The heat made me flinch when I set my foot into it.
“Too hot?” Yazmor reached past me for the cold water handle, but I stopped him.
“It’s fine.” I fully stepped over the edge of the tub, wincing as the water stung my other foot as well.
“Your skin’s turning red.” Yazmor’s voice came out oddly uncertain.
I used his grip on me for balance as I sank down, that stinging from the heat moving up my body each place it touched. I didn’t stop until I was submerged to the tops of my shoulders.
While the bath wasn’t huge like the one at my place, it was plenty deep. A small layer of bubbles floated on top, making me wonder if Yazmor had brought the bubble bath or if Tyrus had already had it. It smelled of strawberries and sunshine.
“It’s too hot…” Yazmor repeated.
I let the back of my head rest against the edge of the tub, my eyes drifting closed. “I like it like this. It feels like it’s burning away everything.”

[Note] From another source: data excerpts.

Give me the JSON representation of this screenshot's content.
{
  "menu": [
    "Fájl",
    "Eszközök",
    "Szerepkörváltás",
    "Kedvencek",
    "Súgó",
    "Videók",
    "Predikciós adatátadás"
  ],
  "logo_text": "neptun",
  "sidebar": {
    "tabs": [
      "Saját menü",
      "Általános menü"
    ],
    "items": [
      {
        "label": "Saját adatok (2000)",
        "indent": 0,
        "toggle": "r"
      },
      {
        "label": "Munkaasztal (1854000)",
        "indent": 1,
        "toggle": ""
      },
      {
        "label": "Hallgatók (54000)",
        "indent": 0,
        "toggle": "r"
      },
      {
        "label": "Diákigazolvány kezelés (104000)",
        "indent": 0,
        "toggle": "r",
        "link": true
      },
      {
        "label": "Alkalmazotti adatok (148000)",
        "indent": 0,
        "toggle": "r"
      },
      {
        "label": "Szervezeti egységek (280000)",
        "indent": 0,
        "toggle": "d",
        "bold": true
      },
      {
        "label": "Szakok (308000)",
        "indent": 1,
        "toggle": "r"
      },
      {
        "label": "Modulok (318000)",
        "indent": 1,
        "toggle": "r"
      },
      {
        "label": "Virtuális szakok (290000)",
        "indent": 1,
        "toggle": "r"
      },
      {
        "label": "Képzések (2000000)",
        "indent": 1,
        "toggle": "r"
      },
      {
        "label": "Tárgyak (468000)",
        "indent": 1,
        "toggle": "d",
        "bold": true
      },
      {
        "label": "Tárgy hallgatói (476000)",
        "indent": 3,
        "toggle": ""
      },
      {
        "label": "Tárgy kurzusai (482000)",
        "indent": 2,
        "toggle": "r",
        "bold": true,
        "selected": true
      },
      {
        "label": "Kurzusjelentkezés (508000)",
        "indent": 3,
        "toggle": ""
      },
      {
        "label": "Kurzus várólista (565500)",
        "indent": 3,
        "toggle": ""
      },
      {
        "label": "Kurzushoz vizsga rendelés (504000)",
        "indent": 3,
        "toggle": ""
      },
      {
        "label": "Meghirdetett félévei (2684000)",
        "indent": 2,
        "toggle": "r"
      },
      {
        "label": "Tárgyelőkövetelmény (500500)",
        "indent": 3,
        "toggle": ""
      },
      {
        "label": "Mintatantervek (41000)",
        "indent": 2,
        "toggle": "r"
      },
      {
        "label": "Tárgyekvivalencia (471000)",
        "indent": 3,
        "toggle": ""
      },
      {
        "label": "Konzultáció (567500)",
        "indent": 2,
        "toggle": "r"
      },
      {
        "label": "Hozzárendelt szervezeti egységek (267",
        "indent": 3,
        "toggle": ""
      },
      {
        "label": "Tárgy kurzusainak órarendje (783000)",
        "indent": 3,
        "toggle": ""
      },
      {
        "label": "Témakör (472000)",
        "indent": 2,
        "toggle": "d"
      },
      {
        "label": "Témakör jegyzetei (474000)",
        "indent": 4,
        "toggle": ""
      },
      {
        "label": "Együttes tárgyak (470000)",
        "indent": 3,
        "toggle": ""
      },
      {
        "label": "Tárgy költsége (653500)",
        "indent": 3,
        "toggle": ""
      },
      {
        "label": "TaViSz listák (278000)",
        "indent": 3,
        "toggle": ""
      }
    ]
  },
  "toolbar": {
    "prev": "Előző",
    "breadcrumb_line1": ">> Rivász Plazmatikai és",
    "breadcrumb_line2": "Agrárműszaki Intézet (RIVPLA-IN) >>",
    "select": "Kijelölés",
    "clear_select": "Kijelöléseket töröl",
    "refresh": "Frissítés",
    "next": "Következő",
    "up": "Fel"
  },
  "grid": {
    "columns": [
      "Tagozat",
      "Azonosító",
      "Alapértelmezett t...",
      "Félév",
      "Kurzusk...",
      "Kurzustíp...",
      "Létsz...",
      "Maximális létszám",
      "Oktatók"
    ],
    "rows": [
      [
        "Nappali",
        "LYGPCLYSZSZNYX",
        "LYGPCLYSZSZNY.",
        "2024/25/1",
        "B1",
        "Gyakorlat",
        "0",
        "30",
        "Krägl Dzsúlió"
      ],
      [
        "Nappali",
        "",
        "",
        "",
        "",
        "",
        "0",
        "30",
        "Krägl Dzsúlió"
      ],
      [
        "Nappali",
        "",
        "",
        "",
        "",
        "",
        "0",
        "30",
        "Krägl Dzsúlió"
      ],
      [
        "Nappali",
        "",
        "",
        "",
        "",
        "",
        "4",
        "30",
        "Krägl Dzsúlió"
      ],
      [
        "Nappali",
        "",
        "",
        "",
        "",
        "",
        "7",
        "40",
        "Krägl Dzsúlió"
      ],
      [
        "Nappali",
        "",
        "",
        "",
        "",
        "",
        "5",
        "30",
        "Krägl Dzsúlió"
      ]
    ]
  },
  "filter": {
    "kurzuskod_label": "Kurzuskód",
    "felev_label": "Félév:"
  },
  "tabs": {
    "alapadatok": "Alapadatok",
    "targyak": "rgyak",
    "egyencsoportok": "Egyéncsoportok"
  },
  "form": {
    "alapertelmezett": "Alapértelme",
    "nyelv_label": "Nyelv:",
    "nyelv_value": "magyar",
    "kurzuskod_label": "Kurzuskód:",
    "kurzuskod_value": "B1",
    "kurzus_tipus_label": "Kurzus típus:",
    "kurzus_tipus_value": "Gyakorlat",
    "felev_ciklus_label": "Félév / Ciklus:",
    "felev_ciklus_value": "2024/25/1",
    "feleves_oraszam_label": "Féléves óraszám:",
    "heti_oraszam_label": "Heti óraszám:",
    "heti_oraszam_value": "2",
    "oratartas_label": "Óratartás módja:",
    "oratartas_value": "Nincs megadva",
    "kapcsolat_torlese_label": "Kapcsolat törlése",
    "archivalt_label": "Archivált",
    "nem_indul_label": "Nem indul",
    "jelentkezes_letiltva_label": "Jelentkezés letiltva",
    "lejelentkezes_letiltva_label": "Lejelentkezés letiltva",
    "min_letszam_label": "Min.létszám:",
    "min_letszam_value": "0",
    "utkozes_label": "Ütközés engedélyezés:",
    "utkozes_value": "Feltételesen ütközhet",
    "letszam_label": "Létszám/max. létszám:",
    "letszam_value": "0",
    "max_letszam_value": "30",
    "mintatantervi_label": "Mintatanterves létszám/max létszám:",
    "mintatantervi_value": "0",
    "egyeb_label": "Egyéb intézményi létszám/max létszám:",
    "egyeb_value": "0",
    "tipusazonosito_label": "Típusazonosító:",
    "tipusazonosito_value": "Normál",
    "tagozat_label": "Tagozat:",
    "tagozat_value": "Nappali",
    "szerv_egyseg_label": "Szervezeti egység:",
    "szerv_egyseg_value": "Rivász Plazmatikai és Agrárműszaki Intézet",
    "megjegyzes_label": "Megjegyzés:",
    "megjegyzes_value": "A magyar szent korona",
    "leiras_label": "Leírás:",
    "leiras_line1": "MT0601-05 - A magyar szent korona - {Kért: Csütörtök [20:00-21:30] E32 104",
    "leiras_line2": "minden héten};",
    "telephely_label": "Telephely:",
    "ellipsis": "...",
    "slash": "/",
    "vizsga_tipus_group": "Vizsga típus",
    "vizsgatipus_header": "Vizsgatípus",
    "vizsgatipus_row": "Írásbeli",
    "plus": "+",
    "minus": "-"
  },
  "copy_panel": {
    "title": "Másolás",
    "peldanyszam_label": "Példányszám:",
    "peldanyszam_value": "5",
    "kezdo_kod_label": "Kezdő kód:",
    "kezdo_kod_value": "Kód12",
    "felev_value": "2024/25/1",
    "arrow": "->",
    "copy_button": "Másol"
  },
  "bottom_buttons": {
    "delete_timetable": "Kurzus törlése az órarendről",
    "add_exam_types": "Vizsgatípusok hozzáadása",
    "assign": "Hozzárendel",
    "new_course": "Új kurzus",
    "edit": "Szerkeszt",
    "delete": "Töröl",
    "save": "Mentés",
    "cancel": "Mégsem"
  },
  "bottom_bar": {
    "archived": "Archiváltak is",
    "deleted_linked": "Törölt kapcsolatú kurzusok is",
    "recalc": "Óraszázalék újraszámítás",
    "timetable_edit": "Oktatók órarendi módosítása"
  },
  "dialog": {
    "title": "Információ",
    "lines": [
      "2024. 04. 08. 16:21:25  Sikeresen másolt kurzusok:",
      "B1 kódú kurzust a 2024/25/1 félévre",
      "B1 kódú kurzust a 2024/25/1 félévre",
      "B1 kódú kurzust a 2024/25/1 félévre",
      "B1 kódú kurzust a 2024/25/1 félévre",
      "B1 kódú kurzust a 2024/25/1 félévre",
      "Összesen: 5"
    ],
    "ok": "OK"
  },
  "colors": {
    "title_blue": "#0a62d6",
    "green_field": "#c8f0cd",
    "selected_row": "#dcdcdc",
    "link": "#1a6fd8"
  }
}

My honesty had to come from the heat, as if it not only eased my muscle but loosened my tongue as well. Otherwise, I’d never admit such a thing. Sure, clearly I wasn’t firing on all cylinders at the moment, but that didn’t mean I wanted to come right out and say that.
It reminded me of the old saying—better to remain quiet and let people think you’re a fool rather than open your mouth and remove all doubt.
Between Yazmor and the hot water, I found it more difficult to remain quiet.
“Why am I okay with you?” I asked, the darkness behind my closed eyelids making it feel safer to ask.